Intervention de Alima Boumediene-Thiery

Réunion du 7 juillet 2005 à 9h30
Mesures d'urgence pour l'emploi — Discussion d'un projet de loi d'habilitation déclaré d'urgence

Photo de Alima Boumediene-ThieryAlima Boumediene-Thiery :

Dans ce dernier cas, pourquoi avoir voté une loi à la fin de l'année 2004 visant à favoriser l'insertion des travailleurs handicapés sur le marché du travail si c'est pour les exclure aujourd'hui de la masse salariale, leur retirer la place qui leur est due au sein de l'entreprise ?

Entre 2002 et 2004, le taux de chômage des jeunes de quinze à vingt-quatre ans est passé de 20, 20 % à 24, 20 %, alors que celui des jeunes femmes est passé de 18 % à 21, 60 %. Or les contrats jeunes, exonérés de cotisations, étaient censés régler la question du chômage des jeunes.

Depuis 1993, les charges patronales sur les salaires, en fait les cotisations sociales, sont passées de 40 % à 13 %, et vous continuez à les réduire ! Les exonérations de charges se chiffrent à plus de 19 milliards d'euros et les dépenses fiscales dérogatoires représentent 20 % des recettes nettes de l'Etat, autant d'argent qui pourrait être utilisé à financer des dépenses plus efficaces pour l'emploi.

Jusqu'à présent, les CDD étaient limités à des conditions spécifiques ; demain, les contrats « nouvelles embauches » seront la règle, et la taille des entreprises n'entrera plus en ligne de compte.

S'il est difficile de trouver des salariés dans certains secteurs, c'est souvent aussi en raison d'un manque de formation.

Si urgence il y a, c'est pour réfléchir à des secteurs porteurs pour l'emploi et à la meilleure manière de les aider. Des gisements d'emplois existent dans les secteurs associatif, sportif, culturel, artistique, environnemental. Mais votre vision de l'économie ne permet pas d'appliquer une politique volontariste, solidaire et environnementale. Ainsi, il est tout à fait révélateur d'évoquer à la fois les grands chantiers routiers et la lutte contre l'effet de serre ! On ferait mieux de réfléchir à l'amélioration du transport par voie ferrée, ou de donner des moyens à la recherche, notamment pour les énergies renouvelables, en cette fin annoncée des ressources pétrolières.

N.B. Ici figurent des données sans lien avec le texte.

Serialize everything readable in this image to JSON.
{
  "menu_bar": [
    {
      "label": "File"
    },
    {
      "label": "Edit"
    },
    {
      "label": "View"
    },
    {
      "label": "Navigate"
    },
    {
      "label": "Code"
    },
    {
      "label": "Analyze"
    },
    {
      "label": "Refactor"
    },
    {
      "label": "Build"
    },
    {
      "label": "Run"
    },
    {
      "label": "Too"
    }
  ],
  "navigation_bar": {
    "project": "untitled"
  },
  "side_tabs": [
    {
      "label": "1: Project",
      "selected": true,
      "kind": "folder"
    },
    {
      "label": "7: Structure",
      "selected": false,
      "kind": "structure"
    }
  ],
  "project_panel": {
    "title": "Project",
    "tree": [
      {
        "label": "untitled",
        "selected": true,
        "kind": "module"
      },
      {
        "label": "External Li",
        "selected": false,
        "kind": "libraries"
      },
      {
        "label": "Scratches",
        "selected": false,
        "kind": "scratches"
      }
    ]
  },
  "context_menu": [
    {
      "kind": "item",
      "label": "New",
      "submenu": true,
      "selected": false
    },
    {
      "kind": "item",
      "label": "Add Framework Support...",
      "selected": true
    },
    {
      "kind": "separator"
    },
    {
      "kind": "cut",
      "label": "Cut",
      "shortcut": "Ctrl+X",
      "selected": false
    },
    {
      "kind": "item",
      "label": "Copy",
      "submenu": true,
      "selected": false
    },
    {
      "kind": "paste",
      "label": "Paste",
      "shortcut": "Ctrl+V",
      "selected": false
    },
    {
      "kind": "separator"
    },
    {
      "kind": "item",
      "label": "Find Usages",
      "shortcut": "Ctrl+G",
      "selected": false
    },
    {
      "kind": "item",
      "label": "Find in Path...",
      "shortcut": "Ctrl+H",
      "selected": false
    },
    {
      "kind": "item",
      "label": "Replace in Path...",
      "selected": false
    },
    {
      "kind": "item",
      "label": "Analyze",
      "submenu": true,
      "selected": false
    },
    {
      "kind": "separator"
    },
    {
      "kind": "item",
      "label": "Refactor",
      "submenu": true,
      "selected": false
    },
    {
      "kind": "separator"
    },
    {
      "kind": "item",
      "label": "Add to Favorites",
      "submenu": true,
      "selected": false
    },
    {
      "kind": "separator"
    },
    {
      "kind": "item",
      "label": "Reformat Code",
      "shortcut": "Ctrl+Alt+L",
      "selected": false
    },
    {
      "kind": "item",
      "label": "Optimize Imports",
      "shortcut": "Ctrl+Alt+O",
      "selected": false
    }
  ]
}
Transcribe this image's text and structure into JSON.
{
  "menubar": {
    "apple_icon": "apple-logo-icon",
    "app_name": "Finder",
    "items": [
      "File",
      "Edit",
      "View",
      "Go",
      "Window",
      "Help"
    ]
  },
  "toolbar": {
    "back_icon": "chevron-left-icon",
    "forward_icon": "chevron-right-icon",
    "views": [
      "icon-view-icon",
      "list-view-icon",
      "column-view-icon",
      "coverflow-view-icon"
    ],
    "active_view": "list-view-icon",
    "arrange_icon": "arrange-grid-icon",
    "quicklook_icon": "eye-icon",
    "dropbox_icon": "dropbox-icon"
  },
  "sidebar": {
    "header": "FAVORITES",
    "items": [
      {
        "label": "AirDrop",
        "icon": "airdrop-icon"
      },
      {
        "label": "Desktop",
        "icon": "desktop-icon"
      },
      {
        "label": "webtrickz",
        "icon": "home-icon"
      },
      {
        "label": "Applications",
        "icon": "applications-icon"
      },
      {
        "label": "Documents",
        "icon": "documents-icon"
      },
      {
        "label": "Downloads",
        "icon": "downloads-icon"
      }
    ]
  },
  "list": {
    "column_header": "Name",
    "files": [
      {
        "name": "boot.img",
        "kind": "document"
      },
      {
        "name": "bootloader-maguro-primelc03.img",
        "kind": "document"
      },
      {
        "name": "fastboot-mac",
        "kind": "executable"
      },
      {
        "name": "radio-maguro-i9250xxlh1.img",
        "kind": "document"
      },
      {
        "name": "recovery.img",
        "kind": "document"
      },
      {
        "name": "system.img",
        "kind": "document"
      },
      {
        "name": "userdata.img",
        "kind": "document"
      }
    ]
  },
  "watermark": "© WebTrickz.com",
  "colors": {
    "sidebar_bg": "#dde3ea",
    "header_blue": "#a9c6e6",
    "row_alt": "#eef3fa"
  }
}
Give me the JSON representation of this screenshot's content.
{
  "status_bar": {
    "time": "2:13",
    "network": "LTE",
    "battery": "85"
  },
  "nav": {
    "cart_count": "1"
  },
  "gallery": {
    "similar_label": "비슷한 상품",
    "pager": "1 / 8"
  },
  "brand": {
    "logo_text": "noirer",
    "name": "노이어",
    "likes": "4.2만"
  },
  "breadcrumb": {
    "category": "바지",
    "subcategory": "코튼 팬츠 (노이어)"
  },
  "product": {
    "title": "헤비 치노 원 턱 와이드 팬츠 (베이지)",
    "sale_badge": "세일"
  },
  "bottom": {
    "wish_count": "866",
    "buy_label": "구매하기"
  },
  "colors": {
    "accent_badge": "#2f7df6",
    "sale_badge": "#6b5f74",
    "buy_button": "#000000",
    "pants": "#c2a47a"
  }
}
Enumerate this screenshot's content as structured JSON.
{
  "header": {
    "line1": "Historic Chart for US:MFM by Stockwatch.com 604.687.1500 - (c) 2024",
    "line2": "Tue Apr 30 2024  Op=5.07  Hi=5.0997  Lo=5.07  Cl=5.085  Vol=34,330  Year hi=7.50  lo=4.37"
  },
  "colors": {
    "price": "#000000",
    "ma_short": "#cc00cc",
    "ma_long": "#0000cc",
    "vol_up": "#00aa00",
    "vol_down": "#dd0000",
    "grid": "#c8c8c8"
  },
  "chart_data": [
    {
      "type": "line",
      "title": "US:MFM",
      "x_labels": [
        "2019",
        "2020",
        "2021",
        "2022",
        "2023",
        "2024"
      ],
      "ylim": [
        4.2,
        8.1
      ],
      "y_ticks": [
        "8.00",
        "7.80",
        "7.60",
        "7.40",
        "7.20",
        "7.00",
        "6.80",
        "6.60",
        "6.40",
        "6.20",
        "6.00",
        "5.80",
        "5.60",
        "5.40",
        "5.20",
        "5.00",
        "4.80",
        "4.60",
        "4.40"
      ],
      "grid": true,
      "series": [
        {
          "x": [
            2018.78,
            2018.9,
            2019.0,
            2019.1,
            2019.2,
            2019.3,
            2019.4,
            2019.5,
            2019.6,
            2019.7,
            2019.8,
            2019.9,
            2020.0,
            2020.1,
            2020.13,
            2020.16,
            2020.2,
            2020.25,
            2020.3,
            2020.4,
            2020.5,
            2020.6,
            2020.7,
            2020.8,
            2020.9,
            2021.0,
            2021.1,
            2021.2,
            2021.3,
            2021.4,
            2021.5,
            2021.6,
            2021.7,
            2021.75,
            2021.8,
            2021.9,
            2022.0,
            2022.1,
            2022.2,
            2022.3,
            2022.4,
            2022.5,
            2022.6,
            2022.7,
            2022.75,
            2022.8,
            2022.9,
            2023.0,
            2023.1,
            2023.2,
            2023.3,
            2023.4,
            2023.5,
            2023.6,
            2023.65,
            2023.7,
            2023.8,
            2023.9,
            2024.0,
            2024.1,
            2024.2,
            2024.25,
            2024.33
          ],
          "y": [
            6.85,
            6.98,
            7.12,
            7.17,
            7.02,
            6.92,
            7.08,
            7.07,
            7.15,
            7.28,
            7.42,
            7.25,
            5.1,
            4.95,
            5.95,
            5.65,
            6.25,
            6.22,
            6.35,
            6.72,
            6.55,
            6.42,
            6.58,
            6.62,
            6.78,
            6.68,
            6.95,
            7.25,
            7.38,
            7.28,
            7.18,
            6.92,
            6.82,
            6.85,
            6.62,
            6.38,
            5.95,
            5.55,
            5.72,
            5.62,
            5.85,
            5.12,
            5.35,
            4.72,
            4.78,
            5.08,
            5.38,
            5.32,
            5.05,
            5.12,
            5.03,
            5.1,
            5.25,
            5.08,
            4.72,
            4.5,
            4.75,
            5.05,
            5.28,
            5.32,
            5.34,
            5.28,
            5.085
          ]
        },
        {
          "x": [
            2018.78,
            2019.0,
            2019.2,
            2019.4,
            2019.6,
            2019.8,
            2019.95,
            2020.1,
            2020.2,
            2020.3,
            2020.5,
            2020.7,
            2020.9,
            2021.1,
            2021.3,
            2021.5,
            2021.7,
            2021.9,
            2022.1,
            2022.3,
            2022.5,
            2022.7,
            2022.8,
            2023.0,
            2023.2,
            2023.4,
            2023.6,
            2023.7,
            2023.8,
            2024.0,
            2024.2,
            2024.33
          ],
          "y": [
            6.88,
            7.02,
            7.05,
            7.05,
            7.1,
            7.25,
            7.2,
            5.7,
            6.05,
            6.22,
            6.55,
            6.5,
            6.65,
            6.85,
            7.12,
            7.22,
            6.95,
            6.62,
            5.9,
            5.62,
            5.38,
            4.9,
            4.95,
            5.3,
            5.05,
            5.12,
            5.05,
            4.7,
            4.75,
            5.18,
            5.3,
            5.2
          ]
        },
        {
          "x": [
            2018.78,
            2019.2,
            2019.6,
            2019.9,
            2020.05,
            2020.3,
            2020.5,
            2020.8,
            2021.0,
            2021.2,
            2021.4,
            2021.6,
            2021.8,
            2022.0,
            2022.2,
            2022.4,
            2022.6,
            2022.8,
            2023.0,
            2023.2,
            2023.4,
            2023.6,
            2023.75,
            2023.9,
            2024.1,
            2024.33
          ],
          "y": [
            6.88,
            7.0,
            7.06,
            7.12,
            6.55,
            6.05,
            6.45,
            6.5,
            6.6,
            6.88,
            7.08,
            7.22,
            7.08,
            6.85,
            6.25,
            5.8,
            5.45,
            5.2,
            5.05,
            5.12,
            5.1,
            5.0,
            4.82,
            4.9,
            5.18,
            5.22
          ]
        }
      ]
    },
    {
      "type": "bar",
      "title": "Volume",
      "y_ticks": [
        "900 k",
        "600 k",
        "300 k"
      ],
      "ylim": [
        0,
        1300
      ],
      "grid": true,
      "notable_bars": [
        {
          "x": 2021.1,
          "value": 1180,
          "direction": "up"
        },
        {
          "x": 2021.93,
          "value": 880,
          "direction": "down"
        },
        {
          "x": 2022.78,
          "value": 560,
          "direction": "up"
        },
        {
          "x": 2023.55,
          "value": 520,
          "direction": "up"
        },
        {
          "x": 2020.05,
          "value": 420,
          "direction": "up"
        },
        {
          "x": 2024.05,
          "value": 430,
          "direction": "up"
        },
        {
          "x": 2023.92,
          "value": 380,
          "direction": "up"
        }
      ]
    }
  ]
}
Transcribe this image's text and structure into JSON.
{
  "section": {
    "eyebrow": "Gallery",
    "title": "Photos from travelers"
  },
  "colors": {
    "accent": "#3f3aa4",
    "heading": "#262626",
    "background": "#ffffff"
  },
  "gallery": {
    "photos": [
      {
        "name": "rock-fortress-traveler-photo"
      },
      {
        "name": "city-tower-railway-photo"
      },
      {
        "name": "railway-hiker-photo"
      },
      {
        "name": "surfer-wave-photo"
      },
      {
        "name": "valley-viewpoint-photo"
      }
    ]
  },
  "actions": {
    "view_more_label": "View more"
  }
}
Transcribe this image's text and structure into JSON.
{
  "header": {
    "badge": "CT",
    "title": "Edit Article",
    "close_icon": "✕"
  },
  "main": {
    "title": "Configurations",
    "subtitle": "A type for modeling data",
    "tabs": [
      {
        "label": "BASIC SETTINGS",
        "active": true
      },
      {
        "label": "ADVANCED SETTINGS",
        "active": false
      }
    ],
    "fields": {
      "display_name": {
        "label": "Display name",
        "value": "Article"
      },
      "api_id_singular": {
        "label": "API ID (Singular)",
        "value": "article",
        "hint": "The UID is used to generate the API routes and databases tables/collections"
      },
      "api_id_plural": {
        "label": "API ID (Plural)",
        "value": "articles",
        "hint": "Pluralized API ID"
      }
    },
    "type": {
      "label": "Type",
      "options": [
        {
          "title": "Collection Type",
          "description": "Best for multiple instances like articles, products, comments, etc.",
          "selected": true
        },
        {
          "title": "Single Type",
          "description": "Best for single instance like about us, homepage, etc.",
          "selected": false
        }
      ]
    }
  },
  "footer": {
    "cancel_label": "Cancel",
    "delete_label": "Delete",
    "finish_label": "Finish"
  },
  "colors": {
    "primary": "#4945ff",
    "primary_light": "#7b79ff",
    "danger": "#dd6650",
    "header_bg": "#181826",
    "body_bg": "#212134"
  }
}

Un autre exemple que je souhaite évoquer concerne l'intermittence. Va-t-elle enfin, grâce à votre plan, obtenir le financement des emplois que les acteurs de ce secteur attendent depuis deux ans, avec, bien sûr, une couverture sociale digne de ce nom pour tous les artistes, les techniciens et les réalisateurs ?

Sous prétexte de lutter contre le chômage, ce plan favorise les discriminations, puisque vous voulez instituer dans le calcul des effectifs une discrimination fondée sur l'âge. Comment allez-vous justifier cela au regard de nos principes constitutionnels et du droit européen ? En effet, on ne peut que s'interroger sur le caractère discriminatoire des offres d'emploi précisant un âge. Mais cette question fournira sans doute du travail à la Haute Autorité de lutte contre les discriminations et pour l'égalité, la HALDE !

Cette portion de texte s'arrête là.